How to pack a healthy lunch for your kids


The new school year offers a great chance for everyone to have a fresh start! Students can focus on studying hard and passing tests, and you can focus on packing healthy lunches to fuel those learning minds.

Let’s be honest, though, the hassles of life often leave a nutritious brown bag lunch low on the list of priorities. But it doesn’t have to.

That’s why Liz Weinandy, RD, MPH, LD, a registered dietitian at Ohio State Wexner Medical Center, has some tips to accommodate both your busy schedule and the nutritional needs of your young students.

Try to get every food group in a healthy packed lunch

The key nutrients for a healthy packed lunch are include healthy foods from all food groups, explains Weinandy: vegetables, fruit, grains, meat and poultry and dairy.

For example, opt for a healthy, lean protein like fish or lean cuts of poultry, pork or beef. Another option is a soy product like tofu or beans.

Include a complex carbohydrate like whole grains or beans. Add to this a vegetable and fruit for added vitamins.
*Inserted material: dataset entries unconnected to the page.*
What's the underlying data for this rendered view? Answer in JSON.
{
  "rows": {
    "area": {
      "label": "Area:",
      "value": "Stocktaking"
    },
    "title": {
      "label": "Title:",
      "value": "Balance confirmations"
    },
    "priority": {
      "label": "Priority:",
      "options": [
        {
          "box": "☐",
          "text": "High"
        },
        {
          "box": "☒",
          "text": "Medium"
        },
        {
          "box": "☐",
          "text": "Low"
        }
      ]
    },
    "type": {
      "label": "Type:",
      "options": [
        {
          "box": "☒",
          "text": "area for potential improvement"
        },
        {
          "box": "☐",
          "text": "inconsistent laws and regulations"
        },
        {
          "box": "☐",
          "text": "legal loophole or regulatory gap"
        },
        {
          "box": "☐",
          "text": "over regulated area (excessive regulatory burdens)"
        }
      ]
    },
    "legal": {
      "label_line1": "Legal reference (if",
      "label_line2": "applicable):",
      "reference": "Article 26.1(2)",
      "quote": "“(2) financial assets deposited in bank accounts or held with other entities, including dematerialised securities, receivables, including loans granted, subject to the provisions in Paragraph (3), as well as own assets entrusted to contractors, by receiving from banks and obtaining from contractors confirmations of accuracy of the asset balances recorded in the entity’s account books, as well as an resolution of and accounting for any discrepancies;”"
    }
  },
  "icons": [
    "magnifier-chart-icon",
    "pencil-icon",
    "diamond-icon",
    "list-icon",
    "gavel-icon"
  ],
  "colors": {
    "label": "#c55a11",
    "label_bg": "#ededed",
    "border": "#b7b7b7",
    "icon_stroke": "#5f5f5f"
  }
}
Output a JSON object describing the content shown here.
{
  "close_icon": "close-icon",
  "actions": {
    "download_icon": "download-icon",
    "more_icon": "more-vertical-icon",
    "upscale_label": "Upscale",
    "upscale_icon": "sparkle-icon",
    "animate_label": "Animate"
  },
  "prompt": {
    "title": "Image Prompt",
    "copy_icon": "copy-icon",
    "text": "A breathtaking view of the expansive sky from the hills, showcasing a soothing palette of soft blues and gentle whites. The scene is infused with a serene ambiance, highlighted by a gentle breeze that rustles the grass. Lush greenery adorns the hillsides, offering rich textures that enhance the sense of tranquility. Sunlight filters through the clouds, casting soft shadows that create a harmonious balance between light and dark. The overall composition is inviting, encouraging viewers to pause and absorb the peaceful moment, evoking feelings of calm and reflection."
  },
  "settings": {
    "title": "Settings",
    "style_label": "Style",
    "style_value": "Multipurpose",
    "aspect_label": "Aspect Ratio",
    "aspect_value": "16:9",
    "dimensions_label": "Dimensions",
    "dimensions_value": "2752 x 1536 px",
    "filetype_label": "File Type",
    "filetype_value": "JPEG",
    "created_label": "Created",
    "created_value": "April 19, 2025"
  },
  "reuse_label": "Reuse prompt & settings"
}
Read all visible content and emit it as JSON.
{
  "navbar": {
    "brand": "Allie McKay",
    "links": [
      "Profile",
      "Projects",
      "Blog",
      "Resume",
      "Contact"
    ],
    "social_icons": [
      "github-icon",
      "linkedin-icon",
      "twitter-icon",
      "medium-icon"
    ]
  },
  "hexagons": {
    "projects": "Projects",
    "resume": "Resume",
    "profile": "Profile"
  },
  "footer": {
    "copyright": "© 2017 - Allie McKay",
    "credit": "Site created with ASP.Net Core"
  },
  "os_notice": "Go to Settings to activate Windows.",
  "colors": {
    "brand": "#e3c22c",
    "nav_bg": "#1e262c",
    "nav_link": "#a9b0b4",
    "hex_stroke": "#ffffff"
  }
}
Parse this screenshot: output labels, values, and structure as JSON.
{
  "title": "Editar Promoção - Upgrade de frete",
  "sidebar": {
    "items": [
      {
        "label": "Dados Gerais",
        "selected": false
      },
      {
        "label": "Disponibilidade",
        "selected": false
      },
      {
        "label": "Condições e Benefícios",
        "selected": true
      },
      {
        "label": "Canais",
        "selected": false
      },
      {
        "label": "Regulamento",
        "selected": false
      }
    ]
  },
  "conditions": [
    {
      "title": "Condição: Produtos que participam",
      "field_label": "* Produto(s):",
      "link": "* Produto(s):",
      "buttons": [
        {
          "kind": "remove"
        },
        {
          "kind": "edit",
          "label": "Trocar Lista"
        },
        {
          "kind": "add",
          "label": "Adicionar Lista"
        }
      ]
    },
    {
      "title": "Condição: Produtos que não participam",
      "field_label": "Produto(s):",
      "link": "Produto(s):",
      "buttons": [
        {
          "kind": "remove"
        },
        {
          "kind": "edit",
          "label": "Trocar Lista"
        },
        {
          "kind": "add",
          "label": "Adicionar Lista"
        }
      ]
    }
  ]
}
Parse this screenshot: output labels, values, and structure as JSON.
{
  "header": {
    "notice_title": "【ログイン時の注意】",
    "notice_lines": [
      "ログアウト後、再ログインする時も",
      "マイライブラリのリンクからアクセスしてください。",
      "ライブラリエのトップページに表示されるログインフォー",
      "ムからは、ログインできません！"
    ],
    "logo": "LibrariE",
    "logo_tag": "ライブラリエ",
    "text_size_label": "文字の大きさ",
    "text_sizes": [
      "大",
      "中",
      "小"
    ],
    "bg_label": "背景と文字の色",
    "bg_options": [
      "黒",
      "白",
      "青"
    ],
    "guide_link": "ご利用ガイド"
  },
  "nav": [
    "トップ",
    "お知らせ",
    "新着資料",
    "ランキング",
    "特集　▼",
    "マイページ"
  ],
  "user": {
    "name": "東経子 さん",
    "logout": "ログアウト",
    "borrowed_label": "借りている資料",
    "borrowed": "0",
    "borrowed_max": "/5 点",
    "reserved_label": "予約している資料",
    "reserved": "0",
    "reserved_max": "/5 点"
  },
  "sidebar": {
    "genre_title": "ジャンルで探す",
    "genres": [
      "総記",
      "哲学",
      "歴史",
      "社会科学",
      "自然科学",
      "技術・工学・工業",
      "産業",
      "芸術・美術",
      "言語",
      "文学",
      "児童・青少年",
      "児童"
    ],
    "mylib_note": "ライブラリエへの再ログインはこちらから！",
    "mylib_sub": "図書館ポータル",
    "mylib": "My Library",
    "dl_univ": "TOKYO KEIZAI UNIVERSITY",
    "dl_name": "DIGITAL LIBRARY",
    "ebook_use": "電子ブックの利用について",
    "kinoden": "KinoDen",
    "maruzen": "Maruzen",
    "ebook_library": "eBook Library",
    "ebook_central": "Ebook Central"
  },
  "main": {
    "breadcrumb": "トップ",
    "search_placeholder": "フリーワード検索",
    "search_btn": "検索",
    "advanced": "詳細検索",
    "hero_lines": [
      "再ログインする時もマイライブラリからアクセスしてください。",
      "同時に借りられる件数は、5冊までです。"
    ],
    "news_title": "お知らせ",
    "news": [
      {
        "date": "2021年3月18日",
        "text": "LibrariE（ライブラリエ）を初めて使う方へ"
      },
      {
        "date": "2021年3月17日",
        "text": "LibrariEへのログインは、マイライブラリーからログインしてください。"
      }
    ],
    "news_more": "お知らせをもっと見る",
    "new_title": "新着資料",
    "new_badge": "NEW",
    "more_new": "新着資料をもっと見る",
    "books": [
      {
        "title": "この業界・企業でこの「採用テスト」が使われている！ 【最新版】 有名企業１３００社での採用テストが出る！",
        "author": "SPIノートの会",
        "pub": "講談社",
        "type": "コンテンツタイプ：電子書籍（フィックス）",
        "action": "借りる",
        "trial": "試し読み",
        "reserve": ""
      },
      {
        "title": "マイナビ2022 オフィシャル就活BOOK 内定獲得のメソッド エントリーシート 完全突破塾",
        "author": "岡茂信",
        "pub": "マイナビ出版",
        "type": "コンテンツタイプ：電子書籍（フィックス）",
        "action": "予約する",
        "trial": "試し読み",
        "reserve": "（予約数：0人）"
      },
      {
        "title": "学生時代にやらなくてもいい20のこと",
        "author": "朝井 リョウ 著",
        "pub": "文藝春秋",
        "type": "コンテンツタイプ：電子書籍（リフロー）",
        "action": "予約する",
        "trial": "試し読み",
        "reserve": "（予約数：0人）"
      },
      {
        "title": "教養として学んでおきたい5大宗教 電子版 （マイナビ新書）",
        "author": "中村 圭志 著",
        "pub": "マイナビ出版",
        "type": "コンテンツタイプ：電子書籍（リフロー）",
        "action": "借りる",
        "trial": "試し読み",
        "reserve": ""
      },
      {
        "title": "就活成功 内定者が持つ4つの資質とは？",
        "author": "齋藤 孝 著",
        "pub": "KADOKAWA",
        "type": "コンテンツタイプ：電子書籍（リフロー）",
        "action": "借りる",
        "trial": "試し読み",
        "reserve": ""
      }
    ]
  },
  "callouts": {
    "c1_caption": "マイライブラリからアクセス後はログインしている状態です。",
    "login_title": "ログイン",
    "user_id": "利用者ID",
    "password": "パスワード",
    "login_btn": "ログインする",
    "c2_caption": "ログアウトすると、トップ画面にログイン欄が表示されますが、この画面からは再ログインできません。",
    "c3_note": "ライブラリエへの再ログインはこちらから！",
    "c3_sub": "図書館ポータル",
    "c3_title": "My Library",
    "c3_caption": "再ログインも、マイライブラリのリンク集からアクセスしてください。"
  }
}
Finally, round it out by packing milk or yogurt to get the all-important calcium needed for growing bones.

Avoid pre-packaged lunches

Weinandy suggests avoiding pre-packaged lunches, which contain many highly processed foods like lunch meat, refined crackers and cookies.

Lunch meat, Hot Pockets and similar convenience items, chips, cookies and sugary beverages including sports drinks like Gatorade are all handy, but lack nutrition. These foods can be included occasionally, but should not be the norm.

“None of these foods is recommended for a healthy diet and – although they are convenient – they not only lack in many nutrients, but are high in sodium and preservatives,” she explains.

Taking five extra minutes to make a sandwich on whole grain bread with natural meat (not processed) and adding some carrots and an apple to a lunch is much better for our kids. 

Don’t focus on calories for healthy lunches

It is much healthier and wiser to focus on getting in a variety of healthy foods than on trying to achieve a limited number of calories, according to Weinandy.

“Offer the healthy foods and let your child decide how much and what to eat,” she says.

If kids are used to eating highly processed foods, it will definitely take some time to adjust to healthier eating. Expect some push back at first but reinforce with your child why you are making the change and how important it is for the whole body to work better – from muscles to bones to brain.

Maybe this year is even the opportunity to enable your kids to take more ownership in their health.

“If kids are old enough, they should try to pack their own healthy lunch. They’ll enjoy it more and it will teach them lessons that will last their lifetime,” says Weinandy.

Healthy Lunch Tips:

  • Leftover baked chicken thinly sliced, on whole grain bread, with a slice of cheese and some light mayo or mashed avocado (protein, complex carbohydrate/starch and dairy).
  • Baby carrots, pepper slices, with light ranch dressing. Add higher fat items for athletes who need the calories (vegetables, healthy fat).
  • Piece of fruit like mandarin oranges, apples or cut up fruit. Kids are more likely to eat any fruit that is cut into bite-sized pieces. If the fruit comes back uneaten in whole form, cut it up and put it in a container.
  • Milk or water for beverage. If your child does not tolerate milk well, try a plant-based milk substitute like almond or cashew milk fortified with calcium.

This works for adult lunches, too!  

Even though we are grown and do not need as much of the nutrients, we do need the same ones as our kids do for overall health and functioning.

“Take note of how you feel after eating an unhealthy meal, like a burger and fries with a soda, compared to a sandwich or wrap on whole grains with lean protein and added vegetables and some fruit on the side. There will be a definite difference, and most people will prefer energy and the overall feeling from eating real, healthy foods,” Weinandy explains.

It takes a little extra time to pack healthy lunches, but less than an hour a week to prep a lot of these foods can make it easier. Taking the extra time on the weekend will make packing lunches each morning go smoothly – and well worth it.